WRITTEN BY: SHEILA TOLLEY
Cell Phone addiction is no secret. It is evident everywhere you look. It amazes me as the idiots cross streets without looking. It will not even startle them when you blow your car horn. They are in their own little Electronic Bubble. Some of these fools are in such a trance, they will walk into poles and street signs. I have watched them. They get angry at the signs and poles that have been in that same place for years. States have been forced to make the use of cell phones illegal while driving. Obviously, that is a crime that goes undetected a majority of the time.
I admit being guilty of watching more television since I retired. Thankfully, I am not to the point of being hypnotized like the cell phone addicts. The Mass Surveilance of the Impeachment Fiasco has interfered with my normal television watching schedule.

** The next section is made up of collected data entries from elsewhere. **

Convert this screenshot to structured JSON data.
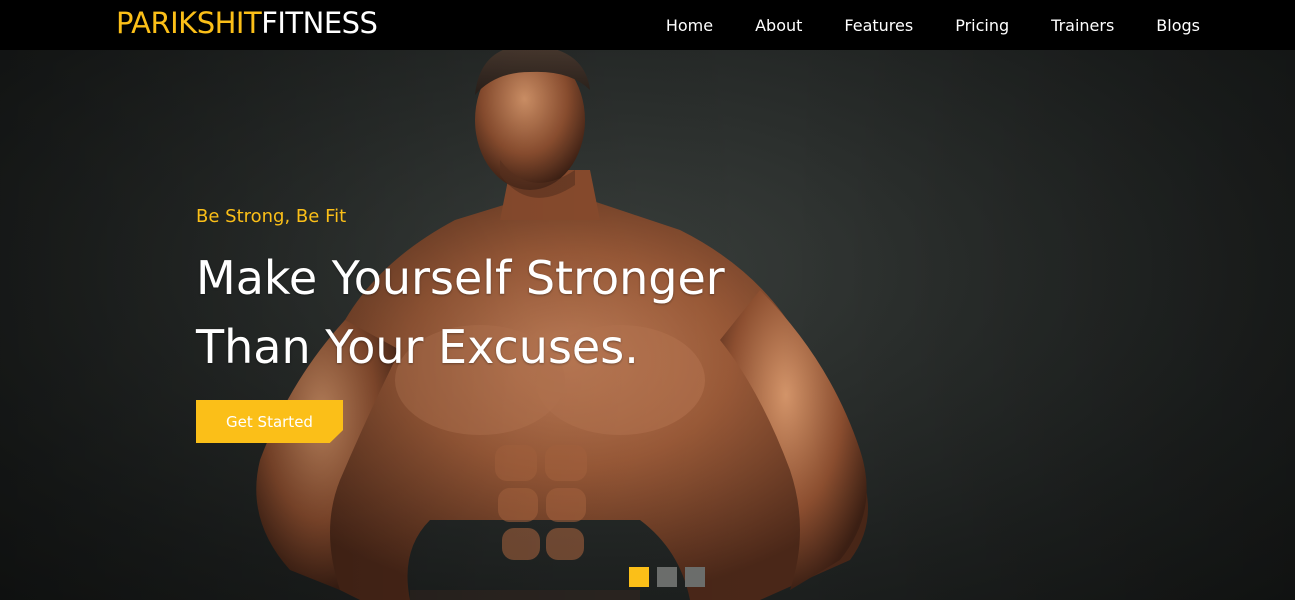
{
  "brand": {
    "name_part1": "PARIKSHIT",
    "name_part2": "FITNESS",
    "accent_color": "#fbbf18"
  },
  "nav": {
    "items": [
      {
        "label": "Home"
      },
      {
        "label": "About"
      },
      {
        "label": "Features"
      },
      {
        "label": "Pricing"
      },
      {
        "label": "Trainers"
      },
      {
        "label": "Blogs"
      }
    ]
  },
  "hero": {
    "tagline": "Be Strong, Be Fit",
    "headline_line1": "Make Yourself Stronger",
    "headline_line2": "Than Your Excuses.",
    "cta_label": "Get Started",
    "image": "muscular-man-photo",
    "slides": {
      "count": 3,
      "active_index": 0
    }
  }
}
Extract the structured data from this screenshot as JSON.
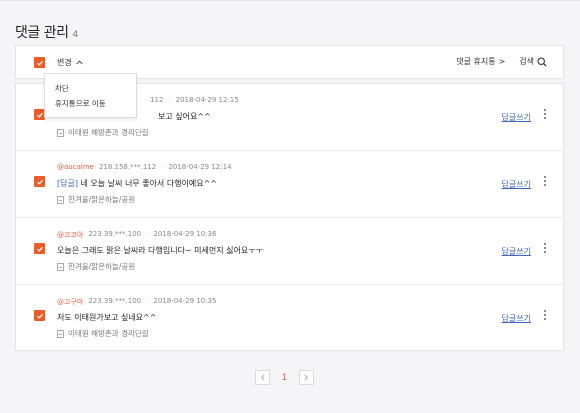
{
  "page": {
    "title": "댓글 관리",
    "count": "4"
  },
  "toolbar": {
    "change_label": "변경",
    "trash_label": "댓글 휴지통",
    "trash_arrow": ">",
    "search_label": "검색"
  },
  "dropdown": {
    "items": [
      "차단",
      "휴지통으로 이동"
    ]
  },
  "comments": [
    {
      "author": "",
      "ip": "112",
      "date": "2018-04-29 12:15",
      "tag": "",
      "text": "보고 싶어요^^",
      "board": "이태원 해방촌과 경리단길",
      "reply_label": "답글쓰기"
    },
    {
      "author": "@aucalme",
      "ip": "218.158.***.112",
      "date": "2018-04-29 12:14",
      "tag": "[답글]",
      "text": " 네 오늘 날씨 너무 좋아서 다행이예요^^",
      "board": "한겨울/맑은하늘/공원",
      "reply_label": "답글쓰기"
    },
    {
      "author": "@코코아",
      "ip": "223.39.***.100",
      "date": "2018-04-29 10:36",
      "tag": "",
      "text": "오늘은 그래도 맑은 날씨라 다행입니다~ 미세먼지 싫어요ㅜㅜ",
      "board": "한겨울/맑은하늘/공원",
      "reply_label": "답글쓰기"
    },
    {
      "author": "@고구마",
      "ip": "223.39.***.100",
      "date": "2018-04-29 10:35",
      "tag": "",
      "text": "저도 이태원가보고 싶네요^^",
      "board": "이태원 해방촌과 경리단길",
      "reply_label": "답글쓰기"
    }
  ],
  "pagination": {
    "current": "1"
  },
  "colors": {
    "accent": "#f15a24",
    "link": "#3d66c4"
  }
}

To solve that little problem, I searched to find alternate broadcasts that were more entertaining.
I stopped by The Phyllis Diller Show, The PTL Club with Jim and Tammy Faye Bakker, Hee-Haw with Buck Owens, The Brady Bunch and The Jerry Springer Show. These were all more interesting than the impeachment fiasco, but I moved on…then I remembered O.J. Simpson.

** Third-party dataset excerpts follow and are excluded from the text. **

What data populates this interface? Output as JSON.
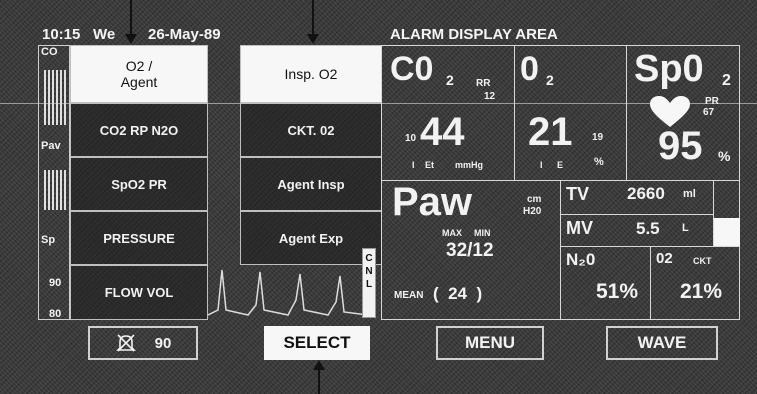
{
  "header": {
    "time": "10:15",
    "weekday": "We",
    "date": "26-May-89",
    "alarm_area_label": "ALARM DISPLAY AREA"
  },
  "left_panel": {
    "labels": [
      "CO",
      "Pav",
      "Sp"
    ],
    "scale_values": [
      "90",
      "80"
    ]
  },
  "menu_left": {
    "items": [
      "O2 /\nAgent",
      "CO2  RP  N2O",
      "SpO2 PR",
      "PRESSURE",
      "FLOW VOL"
    ],
    "selected_index": 0
  },
  "menu_right": {
    "items": [
      "Insp. O2",
      "CKT. 02",
      "Agent Insp",
      "Agent Exp"
    ],
    "selected_index": 0
  },
  "side_tab": "CNL",
  "co2_box": {
    "title": "C0",
    "sub": "2",
    "rr_label": "RR",
    "rr_value": "12",
    "small_value": "10",
    "value": "44",
    "footer_i": "I",
    "footer_et": "Et",
    "unit": "mmHg"
  },
  "o2_box": {
    "title": "0",
    "sub": "2",
    "value": "21",
    "small_value": "19",
    "footer_i": "I",
    "footer_e": "E",
    "unit": "%"
  },
  "spo2_box": {
    "title": "Sp0",
    "sub": "2",
    "pr_label": "PR",
    "pr_value": "67",
    "value": "95",
    "unit": "%"
  },
  "paw_box": {
    "title": "Paw",
    "unit_line1": "cm",
    "unit_line2": "H20",
    "max_label": "MAX",
    "min_label": "MIN",
    "maxmin_value": "32/12",
    "mean_label": "MEAN",
    "mean_value": "(  24  )"
  },
  "tv": {
    "label": "TV",
    "value": "2660",
    "unit": "ml"
  },
  "mv": {
    "label": "MV",
    "value": "5.5",
    "unit": "L"
  },
  "n2o": {
    "label": "N₂0",
    "value": "51%"
  },
  "ckt_o2": {
    "label": "02",
    "sub_label": "CKT",
    "value": "21%"
  },
  "bottom_buttons": {
    "alarm_value": "90",
    "select": "SELECT",
    "menu": "MENU",
    "wave": "WAVE"
  },
  "icons": [
    "alarm-silenced-icon",
    "heart-icon"
  ]
}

I know you remember OJ. It was June 17, 1994. The New York Knicks were taking on the Houston Rockets in game 5 of the NBA finals. The TV stations interrupted coverage of the game to broadcast the incident. The news was presented by CNN as “A High Speed Chase Of OJ Simpson In A White Ford Bronco Down A Los Angeles Interstate.”

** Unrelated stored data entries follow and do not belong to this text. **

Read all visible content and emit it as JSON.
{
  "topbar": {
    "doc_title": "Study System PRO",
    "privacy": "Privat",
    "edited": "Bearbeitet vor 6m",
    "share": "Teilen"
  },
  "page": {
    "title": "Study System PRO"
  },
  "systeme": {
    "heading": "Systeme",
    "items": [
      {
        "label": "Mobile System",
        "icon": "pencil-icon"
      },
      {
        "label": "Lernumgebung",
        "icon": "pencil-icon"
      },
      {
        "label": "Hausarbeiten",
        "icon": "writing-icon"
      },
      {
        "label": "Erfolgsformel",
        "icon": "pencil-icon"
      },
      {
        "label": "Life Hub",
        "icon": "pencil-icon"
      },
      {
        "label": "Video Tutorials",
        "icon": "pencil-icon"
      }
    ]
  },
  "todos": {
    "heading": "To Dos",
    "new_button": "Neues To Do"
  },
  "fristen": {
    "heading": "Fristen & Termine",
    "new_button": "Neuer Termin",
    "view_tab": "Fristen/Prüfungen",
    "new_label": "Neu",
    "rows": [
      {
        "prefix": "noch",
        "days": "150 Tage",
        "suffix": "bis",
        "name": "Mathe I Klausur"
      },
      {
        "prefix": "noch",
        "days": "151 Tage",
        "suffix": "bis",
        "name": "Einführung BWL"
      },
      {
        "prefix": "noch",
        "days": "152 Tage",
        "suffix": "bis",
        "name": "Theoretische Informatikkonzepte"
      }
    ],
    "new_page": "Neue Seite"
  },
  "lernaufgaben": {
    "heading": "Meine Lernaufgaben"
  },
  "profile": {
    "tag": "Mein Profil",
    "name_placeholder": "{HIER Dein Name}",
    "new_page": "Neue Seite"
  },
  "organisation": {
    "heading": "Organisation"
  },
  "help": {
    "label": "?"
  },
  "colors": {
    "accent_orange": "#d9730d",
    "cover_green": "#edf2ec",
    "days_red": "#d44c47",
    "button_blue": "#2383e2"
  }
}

This proves that CNN’s talent of spreading lies is not a new trait. First of all, no one can travel at a high rate of speed down a Los Angeles Interstate. In reality it was a slow pursuit as five million California Highway Patrolmen followed a White Ford Bronco traveling at 13 miles per hour at its highest speed. In fact, the pursuit was so slow that Domino’s Pizza made deliveries to the patrol cars while they were in the “Follow The White Bronco” mode. OK…that part is not true, they did not make deliveries to the patrol cars in pursuit….BUT this is true: Domino’s Pizza reported record sales of pizza delivery during the 2 hour pursuit.
One more interesting fact…Although OJ insisted he was not running from the law, these items were found in his Bronco: $9,000 in cash, fake goatee and mustache, bottle of make-up adhesive, his passport and gun.
I hope Adam Schiff never gets caught “not running” from the law like OJ did. If so, I gotta hear about everything they found in his little Mattel Clown Mobile: 17 Bottles of Visine, 3 Clown Noses, Mime & Clown Foundation By Maybelline, Big Ole Clown Shoes and his autographed copy of Pete Buttigieg’s new book, “1001 Reasons Why God Is A Democrat.”